Asked almost 4 years ago - Seattle, WA

In a parenting plan when it comes to Scheduled Residential Time does this mean that this pertains to school or extra curricular activities and that the parent that the child "resides" with on that particular day can bar the other parent from volunteering at school or having lunch with the child on that particular day or has to have that parents permission to attend? This would also pertain to one parent attending their childs baseball game, for example, on the other parents "reidential time"? Could they attend or need the permission of the residing parent to attend all extra curricular activies?

Additional information

There is no restraining order. And in this particular parenting plan it does not address extra curricular activities and school; It just states under Residential Schedule and then under School Schedule The child shall reside with the father on a certain day after school until a certain day either on the week-end or until the start of school.........one parent is claiming that you cannot volunteer see the child at school, even if they(the residential parent) aren't there physically because it is that persons "residential time" or you need their permission to even be there. This is also pertaining to extra curricular activities.

Attorney answers (2)

  1. Lauren Elizabeth Trent

    Contributor Level 7

    Answered . Generally speaking, it does not mean that you need permission to attend activities during the other parent's residential time.

    It is possible that the language of your particular parenting plan could say something else. Especially if you and the other parent created the parenting plan by agreement. You should read it carefully and/or speak with an attorney to determine if this is the case.
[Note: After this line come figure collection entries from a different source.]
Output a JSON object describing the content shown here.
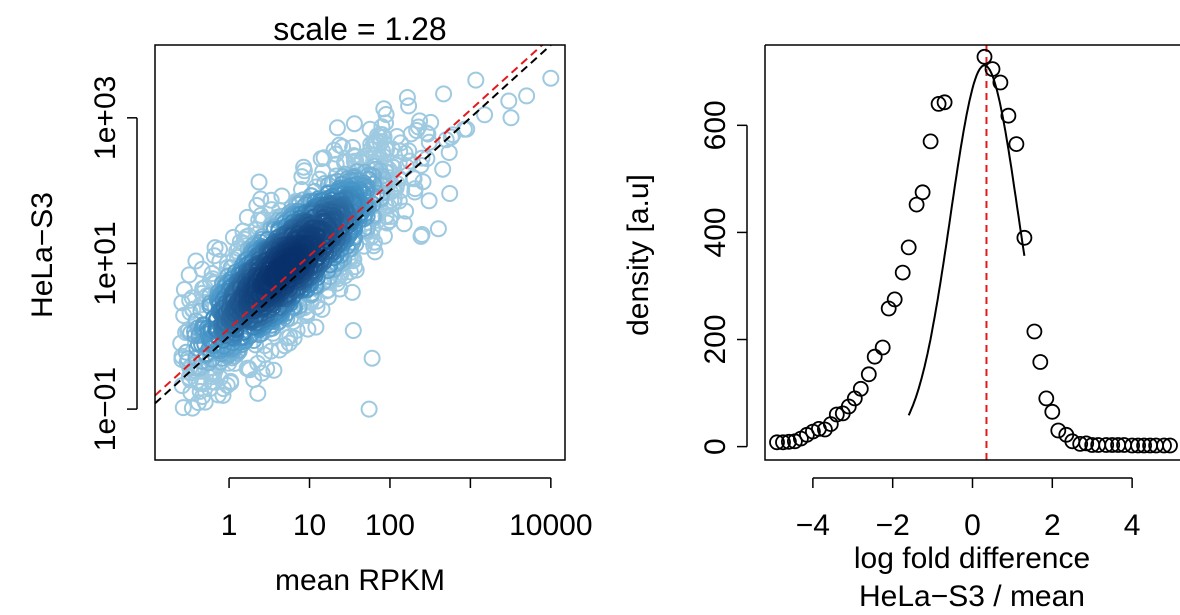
{
  "colors": {
    "scatter_light": "#9ecae1",
    "scatter_mid": "#4292c6",
    "scatter_dark": "#08306b",
    "identity_line": "#000000",
    "fit_line": "#e31a1c",
    "vline": "#e31a1c"
  },
  "chart_data": [
    {
      "type": "scatter",
      "title": "scale = 1.28",
      "xlabel": "mean RPKM",
      "ylabel": "HeLa−S3",
      "x_scale": "log10",
      "y_scale": "log10",
      "xlim": [
        0.12,
        15000
      ],
      "ylim": [
        0.02,
        10000
      ],
      "x_ticks": [
        {
          "value": 0.1,
          "label": ""
        },
        {
          "value": 1,
          "label": "1"
        },
        {
          "value": 10,
          "label": "10"
        },
        {
          "value": 100,
          "label": "100"
        },
        {
          "value": 1000,
          "label": ""
        },
        {
          "value": 10000,
          "label": "10000"
        }
      ],
      "y_ticks": [
        {
          "value": 0.1,
          "label": "1e−01"
        },
        {
          "value": 10,
          "label": "1e+01"
        },
        {
          "value": 1000,
          "label": "1e+03"
        }
      ],
      "lines": [
        {
          "kind": "identity",
          "slope": 1,
          "multiplier": 1,
          "dash": "dashed",
          "color": "#000000"
        },
        {
          "kind": "scaled",
          "slope": 1,
          "multiplier": 1.28,
          "dash": "dashed",
          "color": "#e31a1c"
        }
      ],
      "density": {
        "description_none": "",
        "center_log10": [
          0.7,
          0.95
        ],
        "n_points": 1400
      },
      "outliers": [
        {
          "x": 10000,
          "y": 3500
        },
        {
          "x": 5000,
          "y": 2000
        },
        {
          "x": 3200,
          "y": 1000
        },
        {
          "x": 3000,
          "y": 1700
        },
        {
          "x": 1500,
          "y": 1100
        },
        {
          "x": 900,
          "y": 700
        },
        {
          "x": 500,
          "y": 500
        },
        {
          "x": 400,
          "y": 30
        },
        {
          "x": 250,
          "y": 25
        },
        {
          "x": 150,
          "y": 35
        },
        {
          "x": 60,
          "y": 0.5
        },
        {
          "x": 35,
          "y": 1.2
        },
        {
          "x": 55,
          "y": 0.1
        }
      ]
    },
    {
      "type": "scatter",
      "title": "",
      "xlabel": "log fold difference",
      "xlabel2": "HeLa−S3 / mean",
      "ylabel": "density [a.u]",
      "xlim": [
        -5.2,
        5.2
      ],
      "ylim": [
        -25,
        750
      ],
      "x_ticks": [
        -4,
        -2,
        0,
        2,
        4
      ],
      "x_tick_labels": [
        "−4",
        "−2",
        "0",
        "2",
        "4"
      ],
      "y_ticks": [
        0,
        200,
        400,
        600
      ],
      "y_tick_labels": [
        "0",
        "200",
        "400",
        "600"
      ],
      "vline_x": 0.35,
      "points": [
        {
          "x": -4.9,
          "y": 8
        },
        {
          "x": -4.75,
          "y": 8
        },
        {
          "x": -4.6,
          "y": 9
        },
        {
          "x": -4.45,
          "y": 10
        },
        {
          "x": -4.3,
          "y": 15
        },
        {
          "x": -4.15,
          "y": 22
        },
        {
          "x": -4.0,
          "y": 28
        },
        {
          "x": -3.85,
          "y": 33
        },
        {
          "x": -3.7,
          "y": 32
        },
        {
          "x": -3.55,
          "y": 42
        },
        {
          "x": -3.4,
          "y": 60
        },
        {
          "x": -3.25,
          "y": 62
        },
        {
          "x": -3.1,
          "y": 75
        },
        {
          "x": -2.95,
          "y": 90
        },
        {
          "x": -2.8,
          "y": 108
        },
        {
          "x": -2.6,
          "y": 135
        },
        {
          "x": -2.45,
          "y": 168
        },
        {
          "x": -2.25,
          "y": 185
        },
        {
          "x": -2.1,
          "y": 258
        },
        {
          "x": -1.95,
          "y": 275
        },
        {
          "x": -1.75,
          "y": 325
        },
        {
          "x": -1.6,
          "y": 372
        },
        {
          "x": -1.4,
          "y": 452
        },
        {
          "x": -1.25,
          "y": 475
        },
        {
          "x": -1.05,
          "y": 570
        },
        {
          "x": -0.85,
          "y": 640
        },
        {
          "x": -0.7,
          "y": 643
        },
        {
          "x": 0.3,
          "y": 728
        },
        {
          "x": 0.5,
          "y": 705
        },
        {
          "x": 0.7,
          "y": 680
        },
        {
          "x": 0.9,
          "y": 618
        },
        {
          "x": 1.1,
          "y": 565
        },
        {
          "x": 1.3,
          "y": 390
        },
        {
          "x": 1.55,
          "y": 215
        },
        {
          "x": 1.7,
          "y": 158
        },
        {
          "x": 1.85,
          "y": 90
        },
        {
          "x": 2.0,
          "y": 65
        },
        {
          "x": 2.15,
          "y": 30
        },
        {
          "x": 2.35,
          "y": 22
        },
        {
          "x": 2.5,
          "y": 10
        },
        {
          "x": 2.7,
          "y": 5
        },
        {
          "x": 2.85,
          "y": 6
        },
        {
          "x": 3.0,
          "y": 3
        },
        {
          "x": 3.15,
          "y": 3
        },
        {
          "x": 3.35,
          "y": 3
        },
        {
          "x": 3.5,
          "y": 3
        },
        {
          "x": 3.65,
          "y": 3
        },
        {
          "x": 3.8,
          "y": 3
        },
        {
          "x": 4.0,
          "y": 2
        },
        {
          "x": 4.15,
          "y": 2
        },
        {
          "x": 4.3,
          "y": 2
        },
        {
          "x": 4.45,
          "y": 2
        },
        {
          "x": 4.6,
          "y": 2
        },
        {
          "x": 4.8,
          "y": 2
        },
        {
          "x": 4.95,
          "y": 2
        }
      ],
      "fit_curve": {
        "kind": "gaussian",
        "mean": 0.3,
        "amplitude": 712,
        "sd": 0.85,
        "x_from": -1.6,
        "x_to": 1.3
      }
    }
  ]
}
    If there is a protection order/restraining order in place that restricts contact with the children or the other parent, the parent subject to the order should seek legal advice before seeking contact with the children that is not expressly granted in the parenting plan.

  2. Janet M. Watson

    Contributor Level 9

    Answered . You should review the "Alternative Dispute Resolution" provisions of your Plan and consider initiating mediation, arbitration or other ADR designated in the Plan. As I understand it, the other parent believes that you should be excluded from school and other child activities on the "other parent's" time. If your Plan is silent on this issue, and there are no legal restraining orders in place, this strikes me as a "plan implementation" issue best addressed by ADR. In fact if it is an "implementation" issue and there IS an ADR provision (towards the end of your WA Plan) you would be required to attempt to solve the problem by ADR before asking a court for relief.